Building of the Week: Lyndhurst, Tarrytown, New York
With its impressive three-story turret, graceful ogival arches and soaring Gothic details, this mansion on the Hudson River in Tarrytown, New York seems to be simultaneously gloomy and romantic. Now, considered one of the finest examples of Gothic Revival Architecture in the United States, when the mansion was first constructed in 1838 for William Paulding (one-time mayor of New York) by architect Alexander Jackson Davis, it was referred to as “Paulding’s Folly.” Then, known as “Knoll House,” the home began to draw positive attention as American tastes changed toward the more dramatic.
The Dining Room
A.J. Davis doubled the size of the house and added the large tower for the home’s second owners, George Merritt, in 1864. Merritt renamed the house, “Lyndhurst” for the Linden trees that grew on the park-like expanse of property which still remains. The next owners, The Jay Gould family, used the house as a summer home in the 1880’s.

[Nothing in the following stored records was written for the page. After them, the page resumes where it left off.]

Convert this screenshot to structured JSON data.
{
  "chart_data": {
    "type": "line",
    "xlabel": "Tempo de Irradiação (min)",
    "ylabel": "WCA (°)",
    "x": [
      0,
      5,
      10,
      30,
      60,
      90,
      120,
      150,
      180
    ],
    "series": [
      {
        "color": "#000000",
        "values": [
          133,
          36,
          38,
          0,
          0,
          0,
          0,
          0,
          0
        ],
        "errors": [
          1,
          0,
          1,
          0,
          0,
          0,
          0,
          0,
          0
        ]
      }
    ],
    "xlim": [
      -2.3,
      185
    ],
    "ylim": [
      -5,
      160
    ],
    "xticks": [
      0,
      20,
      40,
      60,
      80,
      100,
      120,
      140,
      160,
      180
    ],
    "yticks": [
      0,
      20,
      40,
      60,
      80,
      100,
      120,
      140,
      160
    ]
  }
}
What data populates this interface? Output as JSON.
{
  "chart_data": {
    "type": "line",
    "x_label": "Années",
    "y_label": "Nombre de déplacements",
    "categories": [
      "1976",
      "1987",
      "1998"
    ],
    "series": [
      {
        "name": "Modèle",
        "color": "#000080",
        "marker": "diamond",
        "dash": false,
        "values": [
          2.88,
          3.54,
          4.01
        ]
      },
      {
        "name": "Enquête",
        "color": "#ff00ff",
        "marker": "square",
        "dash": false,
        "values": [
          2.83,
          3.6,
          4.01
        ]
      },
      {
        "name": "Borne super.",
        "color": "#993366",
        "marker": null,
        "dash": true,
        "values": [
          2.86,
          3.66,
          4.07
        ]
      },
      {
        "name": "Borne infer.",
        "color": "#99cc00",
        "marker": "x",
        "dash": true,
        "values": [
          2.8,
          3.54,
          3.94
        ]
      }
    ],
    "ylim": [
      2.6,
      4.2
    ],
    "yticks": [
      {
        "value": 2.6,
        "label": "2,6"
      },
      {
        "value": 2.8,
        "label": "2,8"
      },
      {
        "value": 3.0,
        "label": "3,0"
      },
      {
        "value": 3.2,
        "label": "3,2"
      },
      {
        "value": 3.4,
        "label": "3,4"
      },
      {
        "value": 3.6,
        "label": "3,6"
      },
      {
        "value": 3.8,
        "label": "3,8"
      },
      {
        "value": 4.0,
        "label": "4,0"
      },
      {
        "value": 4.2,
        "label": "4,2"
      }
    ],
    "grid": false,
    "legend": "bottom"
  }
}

The interior of the house maintains the style of the Gothic Revival façade, focusing on vaults, arches and intimate spaces befitting the time period it emulates. Deep-colored rich woods, stained glass, exceptional plastering, and intricate stonework define the mansion’s interior. Unlike many of the mansions along the Hudson River, Lyndhurst was designed to be romantic more so than overpowering. Curiously, when all of the past owners vacated the house, they left behind their furnishings and art. Today, Lyndhurst proudly showcases this multi-family, multi-generational collection of grand and sumptuous décor.
One of Jay Gould’s daughters, Anna, Duchess of Talleyrand-Perigord, maintained Lyndhurst until her death in 1961 at which time the house and its sixty-seven acres were given to the National Trust to preserve. This historic site is now open to the public for tours as well as private events.